Oui, le miroir d'acier poli trouvé parmi les dépouilles de l'Inde; – mais hâte-toi. (Sféro sort.) Mirrha, retire-toi dans un lieu de sûreté. Pourquoi n'as-tu pas déjà suivi les autres femmes?

MIRRHA

Parce que c'est ici ma place.

SARDANAPALE

Mais quand je la quitterai? -

MIRRHA

Je vous suivrai.

SARDANAPALE

Au combat, vous!

MIRRHA

Dans ce cas-là, je ne serais pas la première fille grecque qui s'y fût montrée. Mais j'attendrai ici votre retour.

SARDANAPALE

La place est spacieuse: c'est la première qu'on occupera, si nous sommes vaincus; et s'il en arrive ainsi, je ne retournerai pas-

MIRRHA

Nous ne nous en rejoindrons pas moins.

SARDANAPALE

Comment?

MIRRHA

Aux lieux où tous finiront par se rejoindre: – dans les enfers! Nous y réunirons nos ombres, s'il est, comme je le crois; des rives au-delà du Styx; et nos cendres, s'il n'en est pas.

SARDANAPALE

Aurais-tu bien le courage de l'oser?

MIRRHA

J'oserai tout, si ce n'est de survivre à ce que j'aimais, pour devenir la proie d'un rebelle: séparons-nous, et montre toute ta valeur.
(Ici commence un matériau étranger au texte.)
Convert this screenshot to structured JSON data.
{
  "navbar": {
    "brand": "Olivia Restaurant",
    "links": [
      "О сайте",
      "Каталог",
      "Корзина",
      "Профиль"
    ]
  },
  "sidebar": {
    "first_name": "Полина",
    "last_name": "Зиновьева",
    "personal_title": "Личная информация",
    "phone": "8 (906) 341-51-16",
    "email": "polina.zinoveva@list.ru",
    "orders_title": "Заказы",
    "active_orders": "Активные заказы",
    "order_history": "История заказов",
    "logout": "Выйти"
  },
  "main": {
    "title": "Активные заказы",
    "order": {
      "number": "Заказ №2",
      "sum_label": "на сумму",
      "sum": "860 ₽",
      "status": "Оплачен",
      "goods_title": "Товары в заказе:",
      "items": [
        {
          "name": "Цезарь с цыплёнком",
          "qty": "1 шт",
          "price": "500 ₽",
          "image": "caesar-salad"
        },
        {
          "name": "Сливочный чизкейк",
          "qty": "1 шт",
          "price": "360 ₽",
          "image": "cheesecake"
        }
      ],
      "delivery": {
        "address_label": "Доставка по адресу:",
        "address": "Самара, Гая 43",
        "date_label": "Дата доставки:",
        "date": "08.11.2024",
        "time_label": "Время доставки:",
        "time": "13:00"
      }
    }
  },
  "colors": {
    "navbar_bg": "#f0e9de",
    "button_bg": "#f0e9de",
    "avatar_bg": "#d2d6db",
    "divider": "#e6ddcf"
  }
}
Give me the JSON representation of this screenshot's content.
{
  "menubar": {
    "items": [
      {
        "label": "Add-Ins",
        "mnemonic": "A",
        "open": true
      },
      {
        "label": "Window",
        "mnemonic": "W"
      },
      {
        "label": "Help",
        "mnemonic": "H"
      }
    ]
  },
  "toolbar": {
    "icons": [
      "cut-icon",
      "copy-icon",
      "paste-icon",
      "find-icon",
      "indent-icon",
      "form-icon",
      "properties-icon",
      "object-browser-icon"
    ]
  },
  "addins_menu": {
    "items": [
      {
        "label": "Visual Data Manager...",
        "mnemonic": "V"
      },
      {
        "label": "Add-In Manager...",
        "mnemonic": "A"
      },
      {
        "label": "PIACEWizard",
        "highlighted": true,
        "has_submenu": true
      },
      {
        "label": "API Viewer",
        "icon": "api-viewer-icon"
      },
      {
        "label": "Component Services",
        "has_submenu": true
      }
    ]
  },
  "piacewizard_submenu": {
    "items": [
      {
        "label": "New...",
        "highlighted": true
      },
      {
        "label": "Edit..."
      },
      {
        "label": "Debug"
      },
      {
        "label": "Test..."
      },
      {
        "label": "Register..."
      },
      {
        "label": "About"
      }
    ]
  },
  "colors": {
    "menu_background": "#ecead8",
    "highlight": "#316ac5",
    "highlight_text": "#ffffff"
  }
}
(Rentre Sféro, avec le miroir.)
SARDANAPALE, se regardant

Cette cuirasse me va bien, le baudrier mieux encore; mais le casque, pas du tout. (Il jette le casque, après l'avoir essayé de nouveau.) À mon avis, je ne suis pas trop mal dans ce costume; à présent, il s'agit d'en faire l'épreuve. Altada! où est Altada?

SFÉRO

Sire, il attend au dehors: il doit vous présenter votre bouclier.

SARDANAPALE

En effet, j'oubliais qu'il est mon porte-bouclier, par droit de naissance dérivé d'âge en âge. Embrasse-moi, Mirrha; encore une fois, – encore, – et quoi qu'il arrive, aime-moi: ma première gloire serait de me rendre plus digne de ta tendresse.

MIRRHA

Partez, et soyez vainqueur!

(Sardanapale et Sféro sortent.)
MIRRHA

Me voilà seule: tous sont partis, et peut-être un bien petit nombre reviendront. Qu'il triomphe seulement, et que je meure! S'il est vaincu, je n'en mourrai pas moins, car je ne veux pas lui survivre. Il a touché mon cœur, je ne sais comment et pourquoi. Ce n'est pas parce qu'il est roi; son royaume chancelle en ce moment autour de son trône; la terre s'entr'ouvre pour ne lui laisser d'autre place qu'un tombeau: et je l'aime encore davantage. Pardonne, ô puissant Jupiter! à cet amour monstrueux pour un barbare qui méconnaît l'Olympe! Oui, je l'adore maintenant, bien plus encore que-Écoutons: – quels cris de guerre! ils semblent approcher. S'il en était ainsi (elle tire une petite fiole), ce subtil poison de Colchos, que mon père apprit à composer sur les rivages d'Euxin, et qu'il m'enseigna à conserver, pourrait m'affranchir! Et déjà, depuis long-tems, il m'eût affranchie; mais j'aimais, j'aimais au point d'oublier que je fusse esclave, dans les lieux même où tous, à l'exception d'un seul, sont esclaves et fiers de leur servitude, quand, à leur tour, ils voient sous leurs ordres un seul être plus bas et plus méprisable qu'eux. C'est ainsi que nous oublions que des fers portés comme ornement n'en sont pas moins des chaînes. – Encore ce bruit!.. – Et puis, le cliquetis des armes: – et puis-

(Entre Altada.)
ALTADA

Sféro! – Sféro!

MIRRHA

Il n'est pas ici; que lui voulez-vous? où en est le combat?

ALTADA

Douteux et cruel.

MIRRHA

Et le roi?

ALTADA

Il agit en roi. Je cherche Sféro, afin de demander pour lui une nouvelle lance et son casque. Jusqu'à présent, il a combattu la tête nue, et beaucoup trop exposé. Les soldats connaissent ses traits, et malheureusement aussi les ennemis: à la claire lueur de la lune, sa tiare de soie et ses cheveux épars lui donnent une apparence trop royale. Tous les arcs sont dirigés sur ses beaux cheveux, sur sa belle tête, et sur le léger bandeau qui les couronne tous deux.

MIRRHA

Dieux qui tonnez sur la terre de mes pères, protégez-le! Est-ce le roi qui vous a envoyé?

ALTADA

C'est Salemènes qui, sans en avoir instruit le prince, trop peu soucieux du danger, m'a donné confidentiellement cet ordre. Mais le roi, le roi est au combat comme au plaisir! Où peut donc être Sféro? Je vais chercher dans l'arsenal, il doit s'y tenir.